Dear Running Doc,
Last August, I was fitted with orthotics by my physical therapist. After wearing them for 2 months, I developed knee pain that hasn’t gone away. I heard you did say orthotics should not be hard and end in mid-arch. This is what my orthotics look like. Do you think the orthotics are the cause of my knee pain?
-- Jack J., Oceanside, NY.
Thanks, Jack for the question. Orthotics are like a fine Jaguar car. When working well, there is nothing better. When wrong, they will put you in the shop! Yes, your orthotics are wrong for a runner and yes, they are probably the cause of your knee pain by not correcting your biomechanical problem. Running magnifies every biomechanical flaw with each step. Clearly, over 80% of runners that come into my office complaining of lower extremity, foot or back pain, that say they don’t need orthotics because they already have them, have the wrong type. I think it is about time, in this column, I clear up what runners need to know about orthotics.

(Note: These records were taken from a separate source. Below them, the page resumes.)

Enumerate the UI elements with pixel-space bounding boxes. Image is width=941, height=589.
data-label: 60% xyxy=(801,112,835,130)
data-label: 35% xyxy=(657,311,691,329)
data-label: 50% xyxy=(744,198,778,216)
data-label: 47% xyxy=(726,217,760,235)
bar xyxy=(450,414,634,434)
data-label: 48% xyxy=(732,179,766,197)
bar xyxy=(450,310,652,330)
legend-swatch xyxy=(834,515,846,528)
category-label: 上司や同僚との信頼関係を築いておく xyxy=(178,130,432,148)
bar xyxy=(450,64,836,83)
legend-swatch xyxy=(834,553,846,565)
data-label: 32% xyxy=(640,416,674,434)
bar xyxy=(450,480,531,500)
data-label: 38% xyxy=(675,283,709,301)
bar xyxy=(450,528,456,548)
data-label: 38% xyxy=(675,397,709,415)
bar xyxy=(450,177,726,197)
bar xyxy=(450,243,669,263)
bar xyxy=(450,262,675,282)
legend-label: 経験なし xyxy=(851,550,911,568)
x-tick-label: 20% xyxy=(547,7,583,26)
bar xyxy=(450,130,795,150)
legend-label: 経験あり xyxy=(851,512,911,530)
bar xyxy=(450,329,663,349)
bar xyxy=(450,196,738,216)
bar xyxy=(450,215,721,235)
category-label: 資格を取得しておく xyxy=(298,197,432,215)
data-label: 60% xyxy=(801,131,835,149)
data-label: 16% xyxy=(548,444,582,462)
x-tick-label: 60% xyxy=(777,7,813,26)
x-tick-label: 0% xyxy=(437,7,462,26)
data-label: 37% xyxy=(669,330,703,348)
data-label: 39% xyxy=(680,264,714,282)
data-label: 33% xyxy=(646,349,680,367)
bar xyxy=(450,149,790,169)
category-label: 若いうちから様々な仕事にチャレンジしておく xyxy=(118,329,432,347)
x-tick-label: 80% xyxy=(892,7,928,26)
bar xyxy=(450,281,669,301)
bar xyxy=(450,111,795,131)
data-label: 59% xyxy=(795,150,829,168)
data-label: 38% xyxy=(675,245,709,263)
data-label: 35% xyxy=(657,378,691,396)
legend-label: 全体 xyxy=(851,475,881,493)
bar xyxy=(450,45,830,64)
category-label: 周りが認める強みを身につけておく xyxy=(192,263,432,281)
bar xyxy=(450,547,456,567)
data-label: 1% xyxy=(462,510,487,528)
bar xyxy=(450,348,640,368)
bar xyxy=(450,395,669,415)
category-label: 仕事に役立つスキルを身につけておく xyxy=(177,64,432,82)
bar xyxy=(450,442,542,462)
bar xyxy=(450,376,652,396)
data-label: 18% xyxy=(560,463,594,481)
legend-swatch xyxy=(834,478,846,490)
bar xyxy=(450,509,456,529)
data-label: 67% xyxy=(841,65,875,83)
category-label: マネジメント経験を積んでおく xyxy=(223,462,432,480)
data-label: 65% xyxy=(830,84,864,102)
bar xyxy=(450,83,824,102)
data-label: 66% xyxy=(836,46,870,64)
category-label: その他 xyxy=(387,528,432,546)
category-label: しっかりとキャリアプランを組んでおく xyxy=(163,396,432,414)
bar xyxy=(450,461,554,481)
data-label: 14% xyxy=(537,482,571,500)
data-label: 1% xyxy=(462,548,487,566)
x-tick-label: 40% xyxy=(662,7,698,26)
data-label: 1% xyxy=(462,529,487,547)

The first task is defining the term orthotic. The medical community views an orthotic as any device, appliance or apparatus used to support, align, prevent deformities or improve the function of the foot. According to this definition, many devices may be considered orthotics including over the counter arch supports, shoe inlays, shock reducing insoles, heel cushions or cups and even felt or silicone pads. When Sports Physicians speak of orthotics, we mean a VERY SPECIFIC type of foot support. It is important to recognize that ALL types of foot supports have their place, but they must be used properly if they are to prevent injury.
Shoe inlays or shock absorbing insoles are devices placed into the shoe to absorb shock or alter load pattern on certain areas of the foot. Spenco®, PPT® or Scholl’s Pillow Insoles® are examples. They are flat (little or no arch), cut to the length of the shoe, and made of soft, flexible materials. These are best used for a bruised or irritated foot.
Most runners are familiar with the vast array of over the counter arch supportive devices available at the local running shops and pharmacies. These “generic” supports are usually flexible and made to the size of the foot over a common form or “last” with increased support on the inside of the arch. Arch supports act similar to a “truss” by placing bulk under the arch providing a physical barrier to arch collapse. If enough support is placed under the arch, the amount of arch drop or pronation (rolling to the inside as you push off) is reduced. Runners with mild foot deformity who are experiencing foot, lower leg or back problems may benefit by using these ach supports.
The orthotics, the very specific term Sports Physicians use, is reserved for a device that is custom-made by computer scan, casting, or impression of the foot that is then “corrected” so that foot and lower leg alignment is consistently maintained. Casting or scanning should be done laying on a stretcher face down with your feet hanging off the table in the so-called “neutral” position. In this position, measurements are made, and casting material is placed on the foot and removed (Note: If your health professional asks you to step into a box to make a mold…step right out of that office. You are getting a Madam Trousseau’s Wax Museum replica of your foot, T a proper orthotic!). Then those measurements, plus leg length (measured) and observations of gait are added to the formula to make a proper orthotic. I usually make a temporary orthotic made of a body-heat moldable material for the runner to use for 4 weeks minimum to gather more information to put into the permanent device that may last 4-7 years.
The way the orthotic is designed determines its effectiveness. There are two major design factors: length and material. Runners need full length orthotics to control the forefoot. Think about it. Clearly, when you run, you spend 70-80% of the time on the ball of your foot. If running
and pronation is the cause of some pain then if the forefoot is not controlled, then the device is not working 70-80% of the time. Half orthotics that stop mid arch are fine for walking but do nothing significant to correct your problem while running. A flexible material is also important for runners. Hard materials help set up heel bruising long term and are uncomfortable. A leather, full length orthotic will last and be comfortable while correcting you the way you need to be corrected.
Runners ask: How long do I have to wear these things? The answer is simple: As long as you are active. If we superglue orthotics to your foot for 30 years and then they come off, the second they come off, you revert to your inherited foot strike. Unfortunately, there are no good exercises or operations to correct pronation adequately. So, blame your parents for giving you those feet, not your Sports Doctor.
Finally, does everyone need orthotics? Well, if your practitioner is a CPD (“Car Payment Due”) doc, you may get them if you say, “Is my gait correct?” In reality, if you are not broke, I don’t recommend fixing it. Many runners have significant pronation and never have problems. But, if your pain is diagnosed to be caused by your biomechanical flaw, then an orthotic is right for your situation.
I hope this answers all your questions Jack. If you have any more questions please do not hesitate to write.